An Arizona House committee has approved legislation that would prohibit any public school educator or college professor from advocating for or against a political candidate in class, or advocating for a social, political, or cultural issue that is part of a partisan debate. Supporters say the measure would allow students to disagree with an instructor without fear of retribution. However, students and instructors say the measure would stifle classroom discussion.
You can read about it in more detail here: The Arizona Republic, February 16, 2007.
This is a despicable bill. There's no real reason to put muzzles on teachers. We are living, breathing, thinking human beings, so naturally we have opinions. Asking us to not express them in the context of an intelligent discussion is a pretty tall order. Besides that, any responsible instructor already presents both sides of a controversial issue and challenges students to reach their own conclusions about it. Only a jerk would punish a student by assigning a poor grade just because he happens to disagree with the professor. And if this bill became law, it won't stop the few jerks out there who would. A teacher who is forced to keep his opinions to himself could still mark down the paper, say, of a student with whom he quietly disagreed.
Such legislation would also be unenforceable--or at least not enforceable fairly. See, sometimes students simply don't listen well. Or, they don't realize when a teacher is expressing a view she may not actually happen to hold. For example, if I find a classroom discussion is too unbalanced (virtually everyone is speaking up for one side only), I will often play "Devil's Advocate" and start arguing back with the opposing view (even if I secretly happen to disagree). The point is to teach students to be able to defend their own reasoning. (Or if they can't, to perhaps open their minds to consider the other side.) Consequently, on some occasions a student will think I'm advocating for a view I disagree with. (A student once actually thought I was against a woman's right to choose. My colleagues got a real kick outta that one!)
The law would also ask some teachers to sell their souls, or at least sell out academically. Imagine this: a science instructor is teaching a unit on global warming. Are we actually going to ask her to present the "disbelievers'" point of view and to not challenge the illogic? But she's supposed to teach her students to be critical thinkers! How is she supposed to teach as valid a view that is demonstrably fraught with logical fallacies or a lack of hard evidence? If the other side's view is full of holes, shouldn't she poke her fingers through those holes? Shouldn't she be teaching what science says?
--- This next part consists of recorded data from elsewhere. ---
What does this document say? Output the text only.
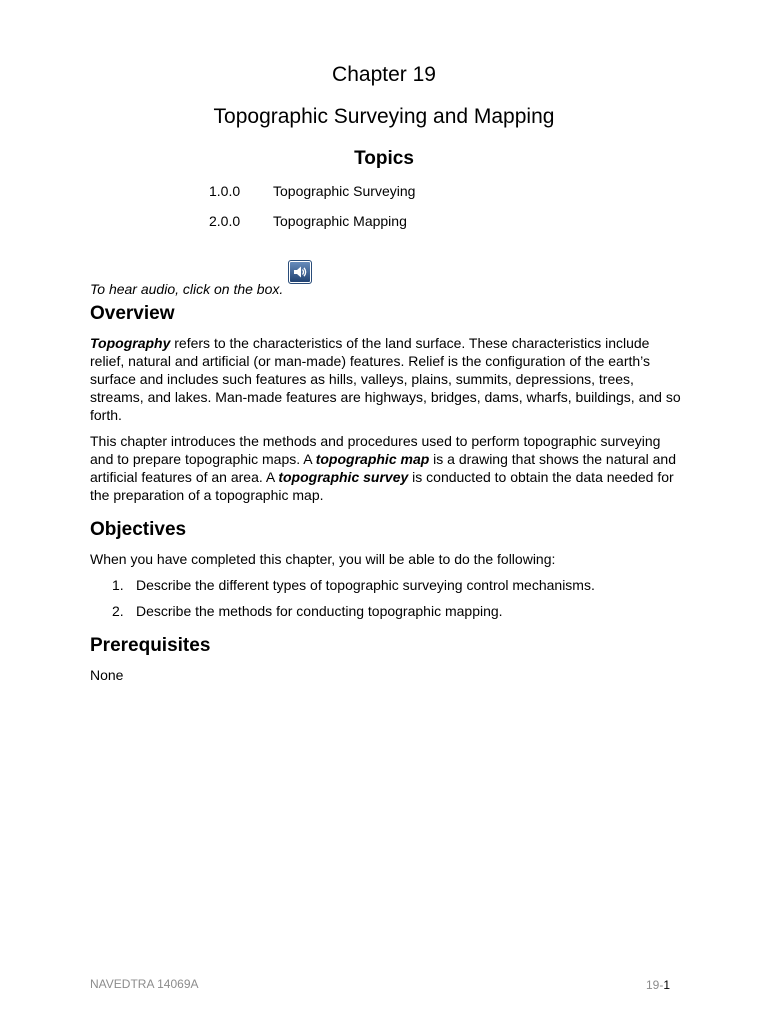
Chapter 19
Topographic Surveying and Mapping
Topics
1.0.0 Topographic Surveying
2.0.0 Topographic Mapping
To hear audio, click on the box.
Overview

Topography refers to the characteristics of the land surface. These characteristics include relief, natural and artificial (or man-made) features. Relief is the configuration of the earth’s surface and includes such features as hills, valleys, plains, summits, depressions, trees, streams, and lakes. Man-made features are highways, bridges, dams, wharfs, buildings, and so forth.

This chapter introduces the methods and procedures used to perform topographic surveying and to prepare topographic maps. A topographic map is a drawing that shows the natural and artificial features of an area. A topographic survey is conducted to obtain the data needed for the preparation of a topographic map.

Objectives
When you have completed this chapter, you will be able to do the following:
1. Describe the different types of topographic surveying control mechanisms.
2. Describe the methods for conducting topographic mapping.
Prerequisites
None
NAVEDTRA 14069A	19-1
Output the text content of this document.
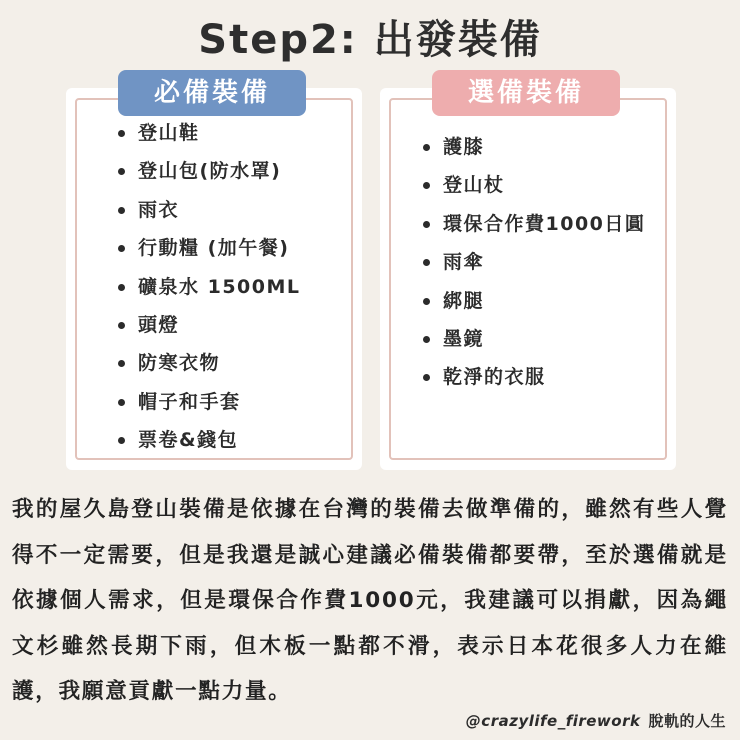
Step2: 出發裝備
必備裝備	選備裝備
登山鞋
登山包(防水罩)
雨衣
行動糧 (加午餐)
礦泉水 1500ML
頭燈
防寒衣物
帽子和手套
票卷&錢包
護膝
登山杖
環保合作費1000日圓
雨傘
綁腿
墨鏡
乾淨的衣服
我的屋久島登山裝備是依據在台灣的裝備去做準備的，雖然有些人覺得不一定需要，但是我還是誠心建議必備裝備都要帶，至於選備就是依據個人需求，但是環保合作費1000元，我建議可以捐獻，因為繩文杉雖然長期下雨，但木板一點都不滑，表示日本花很多人力在維護，我願意貢獻一點力量。
@crazylife_firework 脫軌的人生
Finally, sometimes students honestly want to know what their teachers think. I recall a classroom discussion about the views of God as presented in Alice Walker's The Color Purple. In the middle of the discussion, a student I knew to be a born-again Christian asked me how I imagined God. I thought it was a loaded question, so I reminded him, "Well, what I think doesn't have to be what you think." And he said, "I know that. I was just curious." So I answered him, and a few other students chimed in with what they thought, and he offered what he believed. Then he asked me a few follow-up questions, and finally he nodded, satisfied. We moved on to examine how Celie's character changed as her understanding of God changed.
My main point is this: what are discussions but (ideally) a respectful exchange of ideas? This demands that those partaking in the discussion have opinions. (To express an opinion is to advocate for it, and virtually any issue worth bringing up in class is "partisan" in some way.) Thus, asking teachers to not advocate is, essentially, to ask us to not participate in our own classroom discussions, at least not in any genuine way.
The principles of freedom of speech and academic freedom exist for several excellent reasons. 'Nuff said.